Victoria leans across my arm to look. ‘I forgot about you doing these.’ She takes one from me. ‘You always said that Piet was a cowboy.’

Piet is standing with his back turned, slouched with one shoulder against a wall as if he’s thrown his Stetson down on the ground.

‘You lost all of your photographs.’ I have the briefest sensation of smoke passing in front of my nose. ‘When I went back to the cottage, that’s all I could think about.

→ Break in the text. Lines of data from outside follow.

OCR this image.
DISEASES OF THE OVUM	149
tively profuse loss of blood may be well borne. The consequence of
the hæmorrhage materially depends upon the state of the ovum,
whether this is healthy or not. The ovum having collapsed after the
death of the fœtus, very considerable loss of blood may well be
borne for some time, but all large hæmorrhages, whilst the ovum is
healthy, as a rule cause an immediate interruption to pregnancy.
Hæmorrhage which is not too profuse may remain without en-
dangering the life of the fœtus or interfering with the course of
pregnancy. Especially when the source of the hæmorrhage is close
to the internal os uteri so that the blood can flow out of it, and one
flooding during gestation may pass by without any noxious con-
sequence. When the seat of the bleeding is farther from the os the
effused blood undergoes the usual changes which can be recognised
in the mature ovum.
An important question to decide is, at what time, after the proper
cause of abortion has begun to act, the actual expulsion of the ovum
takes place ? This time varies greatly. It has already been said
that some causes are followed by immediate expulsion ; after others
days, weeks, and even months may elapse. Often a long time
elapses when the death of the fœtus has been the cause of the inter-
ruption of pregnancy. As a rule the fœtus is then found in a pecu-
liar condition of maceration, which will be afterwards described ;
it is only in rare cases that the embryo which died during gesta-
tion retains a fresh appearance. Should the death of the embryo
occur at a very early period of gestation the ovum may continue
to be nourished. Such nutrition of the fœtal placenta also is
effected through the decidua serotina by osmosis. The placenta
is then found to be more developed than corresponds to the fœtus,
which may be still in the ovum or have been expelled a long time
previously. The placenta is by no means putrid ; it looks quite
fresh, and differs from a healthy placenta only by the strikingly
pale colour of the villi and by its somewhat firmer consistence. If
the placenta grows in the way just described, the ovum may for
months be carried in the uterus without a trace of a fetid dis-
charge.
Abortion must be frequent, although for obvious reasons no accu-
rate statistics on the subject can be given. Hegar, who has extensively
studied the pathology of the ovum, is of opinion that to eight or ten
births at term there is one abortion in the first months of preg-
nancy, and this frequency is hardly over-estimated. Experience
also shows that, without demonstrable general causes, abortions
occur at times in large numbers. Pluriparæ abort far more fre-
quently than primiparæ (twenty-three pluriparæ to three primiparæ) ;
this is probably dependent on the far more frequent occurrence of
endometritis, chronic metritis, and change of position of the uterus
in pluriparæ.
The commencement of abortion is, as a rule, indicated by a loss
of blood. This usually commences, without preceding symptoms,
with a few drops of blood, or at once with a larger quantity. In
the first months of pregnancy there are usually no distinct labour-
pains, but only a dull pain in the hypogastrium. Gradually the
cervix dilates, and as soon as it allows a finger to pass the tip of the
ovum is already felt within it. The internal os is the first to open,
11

The photos and the records …’ A sob rises in my throat as I remember how much else was lost. ‘You should have these.’ I hold the papers out. ‘Take them.’

‘I’ll be seeing them tomorrow.’ She has tears in her eyes. ‘Piet hasn’t changed at all.’

I have a flicker of a thought, the briefest image. I could go with her, be part of it. It’s what I’ve always wanted.

‘What does Seth do now?’ I study my hands, aware of the old feeling of giving myself away.

‘He’s a psychiatrist, would you believe.’

‘What really happened to your dad?’ After all this time, the question feels simple but somehow unimportant.

‘Which version did I tell you?’ Victoria is shaking her head. ‘He died, there were drugs, a fight. All a bit sordid.’

‘I heard Piet talking to Seth once.’ I remember the heat, the roughness of the apple tree beneath my fingers. ‘They didn’t know I was there, but I imagined all sorts. Murder. Intrigue.’

‘And you never said.’ Victoria’s voice holds a ghost of a laugh.

‘I thought Piet might be the twins’ dad as well.’

‘Nah.’ She examines at the sketch. ‘There wasn’t ever much of that between them, if you ask me. Piet’s pretty good at stories as well.’

There is one more sheet of paper in the box, folded into four, and I pick it up and open it out. It is Seth’s sketch of me, my hair tumbling down from a loosely knotted bun. I fold it up again and hold it tight between both hands. I don’t think I can manage any more memory. But Victoria is reaching into the box. Half hidden under the flap in the base of the box are two photographs. She eases them out, and I take them from her despite myself.

In the first, I am a small girl in a blue cotton dress, and I am holding my father’s hand as we crouch on the bank of the canal while he points to something on the other side. The other is upside down, but I don’t need to turn it around to know what it is. It’s the square white of a Polaroid snap, and on it, Pippa and I are smiling for the camera, and in the background is the boat.

‘You should have this as well.’ I hold it out to her, keeping the snapshot of my father and me in my other hand.